Terremoto, “Noi non ce ne andiamo”: 700 firme


Prosegue la campagna del Coordinamento Migranti per una moratoria sui permessi di soggiorno nelle zone terremotate. Sabato 30 giugno’012 dalle 10,30 presidio sotto la Prefettura.

25 giugno 2012 - 19:07

Agli effetti nefasti del terremoto in Emilia, la legge Bossi Fini rischia di aggiungere un disastro in più. La perdita della casa o del lavoro, per i migranti delle zone terremotate, significa infatti anche la perdita dei requisiti per rinnovare il permesso di soggiorno. Una conseguenza del legame permesso di soggiorno – contratto di lavoro, punto cardine del ricatto imposto per legge nei confronti dei migranti. Oggi sono in migliaia ad essere esposti a questo rischio, se si conta che nelle province di Modena, Reggio Emilia, Ferrara e Mantova i migranti residenti sono complessivamente più di 320mila.

Il Coordinamento Migranti di Bologna e provincia ha intrapreso da qualche settimana la campagna per chiedere una moratoria. La richiesta è che sia garantito ai migranti vittime del terremoto il rinnovo del permesso o della carta di soggiorno anche se nei prossimi 2 anni non saranno in grado di soddisfare i criteri di lavoro, reddito e abitazione previsti dal Testo unico sull’immigrazione. A ciò si aggiunge la richiesta di cancellazione per due anni della tassa di rinnovo del permesso, e di garanzia di un uguale trattamento nei soccorsi e nell’assistenza, indipendentemente dal possesso o meno del permesso di soggiorno. Richieste rivolte al Governo, ma anche alle Prefetture e Questure del territorio perché diano un segnale.

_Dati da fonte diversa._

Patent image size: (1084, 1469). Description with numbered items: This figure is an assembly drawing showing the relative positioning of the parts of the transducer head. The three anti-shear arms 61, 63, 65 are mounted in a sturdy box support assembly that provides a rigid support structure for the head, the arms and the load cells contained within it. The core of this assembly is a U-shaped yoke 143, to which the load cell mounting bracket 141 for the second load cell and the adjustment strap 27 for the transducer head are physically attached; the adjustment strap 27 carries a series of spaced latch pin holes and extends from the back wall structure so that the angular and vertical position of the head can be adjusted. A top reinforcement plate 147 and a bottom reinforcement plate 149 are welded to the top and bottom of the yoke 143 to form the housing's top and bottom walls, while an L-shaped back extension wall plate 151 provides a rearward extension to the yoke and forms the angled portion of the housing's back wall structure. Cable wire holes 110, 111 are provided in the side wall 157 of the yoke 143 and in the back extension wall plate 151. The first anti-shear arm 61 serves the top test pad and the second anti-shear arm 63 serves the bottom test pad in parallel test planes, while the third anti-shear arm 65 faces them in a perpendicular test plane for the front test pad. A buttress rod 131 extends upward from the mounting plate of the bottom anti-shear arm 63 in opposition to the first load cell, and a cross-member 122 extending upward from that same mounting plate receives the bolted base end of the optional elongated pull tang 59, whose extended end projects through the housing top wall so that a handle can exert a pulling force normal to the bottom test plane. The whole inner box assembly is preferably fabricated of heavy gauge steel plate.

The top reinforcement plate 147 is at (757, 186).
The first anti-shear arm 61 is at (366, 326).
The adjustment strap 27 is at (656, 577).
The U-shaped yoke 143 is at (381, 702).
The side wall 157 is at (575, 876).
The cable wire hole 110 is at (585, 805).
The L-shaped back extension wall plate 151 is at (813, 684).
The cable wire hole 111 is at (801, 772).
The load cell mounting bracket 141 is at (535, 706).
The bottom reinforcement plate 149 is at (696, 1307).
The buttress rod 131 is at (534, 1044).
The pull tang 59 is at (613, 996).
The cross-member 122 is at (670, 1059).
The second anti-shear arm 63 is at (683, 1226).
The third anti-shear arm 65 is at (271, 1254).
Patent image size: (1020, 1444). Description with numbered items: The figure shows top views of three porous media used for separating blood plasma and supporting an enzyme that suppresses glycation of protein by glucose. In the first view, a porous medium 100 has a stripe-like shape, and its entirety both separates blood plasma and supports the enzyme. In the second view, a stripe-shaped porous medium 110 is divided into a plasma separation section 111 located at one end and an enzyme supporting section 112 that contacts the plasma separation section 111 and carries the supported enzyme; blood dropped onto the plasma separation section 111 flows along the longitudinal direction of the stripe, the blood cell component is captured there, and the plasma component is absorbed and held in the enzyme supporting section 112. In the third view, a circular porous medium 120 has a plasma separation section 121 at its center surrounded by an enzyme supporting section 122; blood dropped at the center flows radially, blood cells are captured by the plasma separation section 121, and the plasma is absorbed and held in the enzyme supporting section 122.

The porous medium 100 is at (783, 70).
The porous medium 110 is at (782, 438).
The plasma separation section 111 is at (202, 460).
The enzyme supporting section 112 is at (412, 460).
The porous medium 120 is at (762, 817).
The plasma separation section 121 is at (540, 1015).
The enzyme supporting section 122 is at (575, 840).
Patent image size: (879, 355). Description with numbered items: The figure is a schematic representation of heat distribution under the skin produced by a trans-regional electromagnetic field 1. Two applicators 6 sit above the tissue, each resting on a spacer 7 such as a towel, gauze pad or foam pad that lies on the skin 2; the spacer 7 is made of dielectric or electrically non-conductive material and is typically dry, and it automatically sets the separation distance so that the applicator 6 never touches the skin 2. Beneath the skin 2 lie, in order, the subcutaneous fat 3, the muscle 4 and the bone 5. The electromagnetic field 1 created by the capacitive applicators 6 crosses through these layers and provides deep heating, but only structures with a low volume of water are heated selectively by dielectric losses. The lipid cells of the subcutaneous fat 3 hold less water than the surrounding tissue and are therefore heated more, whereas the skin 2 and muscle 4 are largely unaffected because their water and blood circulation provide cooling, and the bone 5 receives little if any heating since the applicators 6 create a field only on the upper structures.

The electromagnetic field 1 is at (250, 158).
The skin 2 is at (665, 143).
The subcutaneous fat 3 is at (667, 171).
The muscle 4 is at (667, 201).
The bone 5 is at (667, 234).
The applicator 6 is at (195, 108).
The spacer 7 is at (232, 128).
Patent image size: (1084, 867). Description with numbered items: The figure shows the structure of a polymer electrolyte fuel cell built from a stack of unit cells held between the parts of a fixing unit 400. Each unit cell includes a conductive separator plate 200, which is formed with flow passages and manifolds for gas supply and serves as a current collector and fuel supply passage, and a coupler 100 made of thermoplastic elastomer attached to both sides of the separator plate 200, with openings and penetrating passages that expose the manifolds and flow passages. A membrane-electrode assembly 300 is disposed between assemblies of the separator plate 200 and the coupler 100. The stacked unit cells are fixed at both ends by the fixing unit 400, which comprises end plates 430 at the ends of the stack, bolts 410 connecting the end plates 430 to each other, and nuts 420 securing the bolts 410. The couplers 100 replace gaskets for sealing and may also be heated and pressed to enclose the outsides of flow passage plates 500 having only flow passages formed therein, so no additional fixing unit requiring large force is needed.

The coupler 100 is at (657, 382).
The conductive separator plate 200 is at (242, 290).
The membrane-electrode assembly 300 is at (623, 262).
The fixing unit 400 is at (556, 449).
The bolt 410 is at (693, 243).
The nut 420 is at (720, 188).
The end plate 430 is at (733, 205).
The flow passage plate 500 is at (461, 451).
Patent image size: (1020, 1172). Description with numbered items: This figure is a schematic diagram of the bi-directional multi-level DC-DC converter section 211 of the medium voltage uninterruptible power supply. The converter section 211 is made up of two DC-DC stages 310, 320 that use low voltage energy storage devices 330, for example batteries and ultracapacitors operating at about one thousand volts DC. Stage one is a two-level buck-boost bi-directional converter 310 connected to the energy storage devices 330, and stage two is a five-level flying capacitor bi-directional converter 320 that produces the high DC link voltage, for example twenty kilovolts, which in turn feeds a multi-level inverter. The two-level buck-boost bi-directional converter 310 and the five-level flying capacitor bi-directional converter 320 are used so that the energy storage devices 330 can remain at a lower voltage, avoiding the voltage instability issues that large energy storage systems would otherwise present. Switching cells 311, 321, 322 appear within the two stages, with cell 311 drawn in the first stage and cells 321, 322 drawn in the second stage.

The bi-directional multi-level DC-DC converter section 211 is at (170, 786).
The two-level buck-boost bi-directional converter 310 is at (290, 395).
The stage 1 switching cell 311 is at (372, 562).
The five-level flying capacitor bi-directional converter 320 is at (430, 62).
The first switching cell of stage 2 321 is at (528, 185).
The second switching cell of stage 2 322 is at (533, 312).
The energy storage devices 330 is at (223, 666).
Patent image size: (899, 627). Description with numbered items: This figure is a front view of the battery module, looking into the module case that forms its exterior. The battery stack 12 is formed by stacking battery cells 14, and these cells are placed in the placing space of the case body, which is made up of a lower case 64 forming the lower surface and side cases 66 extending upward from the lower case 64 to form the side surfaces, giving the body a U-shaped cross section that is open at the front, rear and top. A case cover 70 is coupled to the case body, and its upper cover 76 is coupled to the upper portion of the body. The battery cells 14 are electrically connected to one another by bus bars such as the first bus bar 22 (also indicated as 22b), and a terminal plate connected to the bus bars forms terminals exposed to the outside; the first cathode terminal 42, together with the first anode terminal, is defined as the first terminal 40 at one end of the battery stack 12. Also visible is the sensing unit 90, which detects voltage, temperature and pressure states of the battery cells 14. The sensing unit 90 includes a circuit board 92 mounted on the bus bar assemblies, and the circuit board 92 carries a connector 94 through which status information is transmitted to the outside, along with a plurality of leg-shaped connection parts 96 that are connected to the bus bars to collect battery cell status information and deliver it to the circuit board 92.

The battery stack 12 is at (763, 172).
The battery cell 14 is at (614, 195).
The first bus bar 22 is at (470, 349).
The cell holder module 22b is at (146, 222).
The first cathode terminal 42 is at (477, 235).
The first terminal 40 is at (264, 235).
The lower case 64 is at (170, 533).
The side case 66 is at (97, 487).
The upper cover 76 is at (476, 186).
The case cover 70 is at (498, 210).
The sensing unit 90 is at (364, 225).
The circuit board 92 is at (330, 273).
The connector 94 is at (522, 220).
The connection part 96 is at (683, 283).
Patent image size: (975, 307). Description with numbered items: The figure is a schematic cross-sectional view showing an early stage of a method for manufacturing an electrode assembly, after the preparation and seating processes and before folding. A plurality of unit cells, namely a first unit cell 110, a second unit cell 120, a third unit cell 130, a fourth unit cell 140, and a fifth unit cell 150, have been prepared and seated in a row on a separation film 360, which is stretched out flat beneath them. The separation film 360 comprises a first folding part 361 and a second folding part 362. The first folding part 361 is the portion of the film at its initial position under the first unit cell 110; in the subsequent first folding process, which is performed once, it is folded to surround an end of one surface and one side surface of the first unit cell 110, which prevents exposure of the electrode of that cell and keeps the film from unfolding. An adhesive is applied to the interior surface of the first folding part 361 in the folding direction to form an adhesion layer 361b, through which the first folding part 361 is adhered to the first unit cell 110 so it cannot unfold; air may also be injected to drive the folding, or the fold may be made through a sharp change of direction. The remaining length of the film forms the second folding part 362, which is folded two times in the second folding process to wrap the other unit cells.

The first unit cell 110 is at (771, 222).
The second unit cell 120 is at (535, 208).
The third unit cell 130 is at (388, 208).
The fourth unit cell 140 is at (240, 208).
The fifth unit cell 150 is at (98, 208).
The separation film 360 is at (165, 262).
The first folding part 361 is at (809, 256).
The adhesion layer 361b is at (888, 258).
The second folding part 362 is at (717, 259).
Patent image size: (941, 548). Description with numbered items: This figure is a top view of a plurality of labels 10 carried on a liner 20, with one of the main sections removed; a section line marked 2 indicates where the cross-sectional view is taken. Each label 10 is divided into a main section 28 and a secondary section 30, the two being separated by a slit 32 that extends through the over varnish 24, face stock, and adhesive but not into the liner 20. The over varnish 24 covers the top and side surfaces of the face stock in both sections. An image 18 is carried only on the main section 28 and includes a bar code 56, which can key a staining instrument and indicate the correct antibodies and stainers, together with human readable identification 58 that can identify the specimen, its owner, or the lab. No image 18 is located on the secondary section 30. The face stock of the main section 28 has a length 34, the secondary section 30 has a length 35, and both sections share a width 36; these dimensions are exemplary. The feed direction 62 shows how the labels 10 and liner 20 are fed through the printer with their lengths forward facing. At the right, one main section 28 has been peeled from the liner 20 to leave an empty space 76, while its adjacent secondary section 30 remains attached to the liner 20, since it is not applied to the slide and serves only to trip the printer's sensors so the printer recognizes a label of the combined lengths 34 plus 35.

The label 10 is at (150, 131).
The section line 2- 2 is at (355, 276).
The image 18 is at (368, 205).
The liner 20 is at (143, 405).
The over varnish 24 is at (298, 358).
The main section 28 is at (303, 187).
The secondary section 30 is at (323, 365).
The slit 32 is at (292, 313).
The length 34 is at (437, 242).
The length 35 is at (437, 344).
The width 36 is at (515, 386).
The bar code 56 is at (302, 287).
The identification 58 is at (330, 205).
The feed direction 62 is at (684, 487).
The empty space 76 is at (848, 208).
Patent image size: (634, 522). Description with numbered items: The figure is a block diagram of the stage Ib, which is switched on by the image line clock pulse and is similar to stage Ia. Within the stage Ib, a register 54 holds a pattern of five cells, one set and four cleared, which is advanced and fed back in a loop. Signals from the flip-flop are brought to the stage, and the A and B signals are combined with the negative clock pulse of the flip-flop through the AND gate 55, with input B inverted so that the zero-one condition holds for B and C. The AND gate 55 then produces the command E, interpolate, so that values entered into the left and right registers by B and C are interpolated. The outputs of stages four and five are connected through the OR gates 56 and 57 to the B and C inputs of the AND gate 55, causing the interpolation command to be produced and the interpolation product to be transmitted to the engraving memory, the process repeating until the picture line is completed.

“Siamo una parte importante del Paese, lavoriamo e contribuiamo all’economia italiana, i nostri figli sono nati e studiano qui: ecco perche’ non ce ne andremo a causa del terremoto o della crisi ma chiediamo un segnale concreto non solo da parte di Prefettura e Questura ma anche da parte del Comune”. Più di 700 le firme raccolte fin qui. Sabato 30 giugno si svolgerà un presidio alle 10.30 sotto la Prefettura, in piazza Roosevelt.